Re: significant slowdown of HashAggregate between 9.6 and 10

From: Tomas Vondra <tomas(dot)vondra(at)2ndquadrant(dot)com>
To: Andres Freund <andres(at)anarazel(dot)de>
Cc: Jeff Davis <pgsql(at)j-davis(dot)com>, Jeff Davis <jdavis(at)postgresql(dot)org>, Pavel Stehule <pavel(dot)stehule(at)gmail(dot)com>, PostgreSQL Hackers <pgsql-hackers(at)postgresql(dot)org>
Subject: Re: significant slowdown of HashAggregate between 9.6 and 10
Date: 2020-06-05 13:25:26
Message-ID: 20200605132526.rsvtsp24jymuaowx@development
Views: Raw Message | Whole Thread | Download mbox | Resend email
Thread:
Lists: pgsql-hackers

On Thu, Jun 04, 2020 at 06:57:58PM -0700, Andres Freund wrote:
>Hi,
>
>On 2020-06-04 18:22:03 -0700, Jeff Davis wrote:
>> On Thu, 2020-06-04 at 11:41 -0700, Andres Freund wrote:
>> > +/* minimum number of initial hash table buckets */
>> > +#define HASHAGG_MIN_BUCKETS 256
>> >
>> >
>> > I don't really see much explanation for that part in the commit,
>> > perhaps
>> > Jeff can chime in?
>>
>> I did this in response to a review comment (point #5):
>>
>>
>> https://www.postgresql.org/message-id/20200219191636.gvdywx32kwbix6kd@development
>>
>> Tomas suggested a min of 1024, and I thought I was being more
>> conservative choosing 256. Still too high, I guess?
>
>> I can lower it.

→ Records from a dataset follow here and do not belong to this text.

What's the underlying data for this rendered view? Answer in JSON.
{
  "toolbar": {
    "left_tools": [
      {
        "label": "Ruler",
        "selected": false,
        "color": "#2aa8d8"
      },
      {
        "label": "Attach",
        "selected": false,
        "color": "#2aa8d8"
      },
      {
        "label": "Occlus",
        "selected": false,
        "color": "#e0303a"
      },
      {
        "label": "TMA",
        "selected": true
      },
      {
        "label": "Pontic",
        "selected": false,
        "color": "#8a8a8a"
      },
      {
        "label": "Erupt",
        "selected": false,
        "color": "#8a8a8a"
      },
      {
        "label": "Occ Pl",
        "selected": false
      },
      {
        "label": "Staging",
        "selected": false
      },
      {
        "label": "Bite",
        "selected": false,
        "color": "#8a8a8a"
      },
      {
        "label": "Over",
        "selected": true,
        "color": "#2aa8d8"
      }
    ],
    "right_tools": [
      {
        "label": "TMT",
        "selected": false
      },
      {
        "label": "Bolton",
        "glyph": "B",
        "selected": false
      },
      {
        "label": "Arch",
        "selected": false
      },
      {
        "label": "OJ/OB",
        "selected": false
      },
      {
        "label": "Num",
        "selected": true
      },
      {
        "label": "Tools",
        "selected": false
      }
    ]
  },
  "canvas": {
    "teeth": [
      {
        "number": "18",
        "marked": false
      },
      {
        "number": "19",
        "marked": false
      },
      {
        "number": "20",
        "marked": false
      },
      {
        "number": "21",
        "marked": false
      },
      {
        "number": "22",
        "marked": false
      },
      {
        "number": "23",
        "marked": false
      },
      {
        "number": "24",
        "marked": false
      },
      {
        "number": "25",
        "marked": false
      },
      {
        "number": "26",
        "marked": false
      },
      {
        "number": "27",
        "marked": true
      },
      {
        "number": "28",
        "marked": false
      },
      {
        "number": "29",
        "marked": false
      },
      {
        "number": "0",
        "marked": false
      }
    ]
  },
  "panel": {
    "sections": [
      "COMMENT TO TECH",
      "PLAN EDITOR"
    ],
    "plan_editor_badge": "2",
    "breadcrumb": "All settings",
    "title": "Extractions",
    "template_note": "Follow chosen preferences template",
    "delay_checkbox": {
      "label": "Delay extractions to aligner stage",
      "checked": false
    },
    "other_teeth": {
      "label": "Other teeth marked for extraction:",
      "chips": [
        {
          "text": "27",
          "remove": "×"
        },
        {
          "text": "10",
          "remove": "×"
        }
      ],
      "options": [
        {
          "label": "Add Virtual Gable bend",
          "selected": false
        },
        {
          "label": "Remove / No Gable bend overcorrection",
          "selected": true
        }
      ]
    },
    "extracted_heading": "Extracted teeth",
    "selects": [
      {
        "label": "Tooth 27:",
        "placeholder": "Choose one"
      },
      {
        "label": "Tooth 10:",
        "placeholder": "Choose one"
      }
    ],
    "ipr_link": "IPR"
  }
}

What do you think is a reasonable minimum?
>
>I don't really see why there needs to be a minimum bigger than 1?
>

I think you're right. I think I was worried about having to resize the
hash table in case of an under-estimate, and it seemed fine to waste a
tiny bit more memory to prevent that. But this example shows we may need
to scan the hash table sequentially, which means it's not just about
memory consumption. So in hindsight we either don't need the limit at
all, or maybe it could be much lower (IIRC it reduces probability of
collision, but maybe dynahash does that anyway internally).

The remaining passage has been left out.